This article gave an incorrect name for an institute at McGill University. It is the Institute of Islamic Studies.
Paths to jihad
Out of suburbia, the online extremist
Tuesday, November 2, 2010
For months, the radical young Muslim convert had been waging war online, championing violent jihad from his computer in Northern Virginia.
Zachary Adam Chesser often wrote scathingly about people who voiced support for the mujaheddin but who made no move to join them. The fact that he remained safely in the United States clearly troubled him as 2009 gave way to 2010.
In March, Chesser begged the fighters already abroad to "not forget those of us who have lagged behind."
"Your fingers glide over cold steel whilst mine merely grace the empty plastic of my keyboard," the 20-year-old white suburbanite posted to his Web site, themujihadblog. "If I die in this land then what will I say to Allah? 'O Allah I was just going to wait until the mujahideen reached America. I swear I would have joined them, but they took too long.' "
Chesser, who pleaded guilty in federal court Oct. 20 to supporting Somali terrorists and threatening the creators of "South Park" for mocking the prophet Muhammad, hadn't been a Muslim long. He converted to Islam in 2008, soon after graduating from Oakton High School in Fairfax County.
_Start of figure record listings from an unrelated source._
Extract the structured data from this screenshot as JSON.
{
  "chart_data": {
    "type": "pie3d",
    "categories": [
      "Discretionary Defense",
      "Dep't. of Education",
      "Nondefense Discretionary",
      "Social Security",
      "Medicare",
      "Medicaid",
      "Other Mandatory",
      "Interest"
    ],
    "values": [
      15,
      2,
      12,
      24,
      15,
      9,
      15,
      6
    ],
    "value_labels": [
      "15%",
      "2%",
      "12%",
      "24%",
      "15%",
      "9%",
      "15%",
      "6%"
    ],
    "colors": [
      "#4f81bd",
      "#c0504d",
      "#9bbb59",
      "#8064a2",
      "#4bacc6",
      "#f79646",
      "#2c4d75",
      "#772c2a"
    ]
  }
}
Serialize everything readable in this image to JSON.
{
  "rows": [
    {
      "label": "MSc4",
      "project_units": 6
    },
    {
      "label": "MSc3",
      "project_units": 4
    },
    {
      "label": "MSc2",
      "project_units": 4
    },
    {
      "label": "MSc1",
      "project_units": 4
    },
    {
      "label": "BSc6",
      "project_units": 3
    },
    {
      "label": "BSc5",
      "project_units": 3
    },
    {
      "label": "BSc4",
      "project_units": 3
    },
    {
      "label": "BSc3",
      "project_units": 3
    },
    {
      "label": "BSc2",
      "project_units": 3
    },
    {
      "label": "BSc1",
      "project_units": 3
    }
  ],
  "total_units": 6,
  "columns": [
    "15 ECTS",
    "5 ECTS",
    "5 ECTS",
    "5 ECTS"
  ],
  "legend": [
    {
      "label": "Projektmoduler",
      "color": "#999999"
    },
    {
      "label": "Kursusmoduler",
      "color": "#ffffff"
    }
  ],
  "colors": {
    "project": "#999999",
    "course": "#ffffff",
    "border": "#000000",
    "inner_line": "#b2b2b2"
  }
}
His emergence online as a Muslim extremist followed at warp speed. By the time federal agents arrested him in July for trying to travel to Somalia and join the Islamist insurgent group al-Shabab, he'd gone from breakdancing high school kid to bearded radical in little more than two years.
For Chesser, it was the latest - and perhaps most unlikely - in a series of identities he'd experimented with, then discarded.
Other attempts to define himself had proved harmless. "If he'd lived in L.A.," observed one person close to him, "he would have been a Scientologist."
Instead, Chesser faces up to 30 years in prison and a label that will haunt him for the rest of his life: terrorist.
While much about what prompted Chesser's transformation remains a mystery, he illustrates a growing phenomenon in the United States: young converts who embrace the most extreme interpretation of Islam.
Of the nearly 200 U.S. citizens arrested in the past nine years for terrorism-related activity, 20 to 25 percent have been converts, said Oren Segal, director of the Anti-Defamation League's Center on Extremism. More than a quarter have been arrested in the past 20 months. The center provided The Washington Post with saved copies of Chesser's postings, most no longer available on the Web.
"Many of these converts are basically white kids from the suburbs" in search of a community, said Segal, whose group has produced numerous papers on those arrested, including Chesser. They are overwhelmingly male, frequently in their 20s and eager to "become something more than they are, or be part of something greater," he said.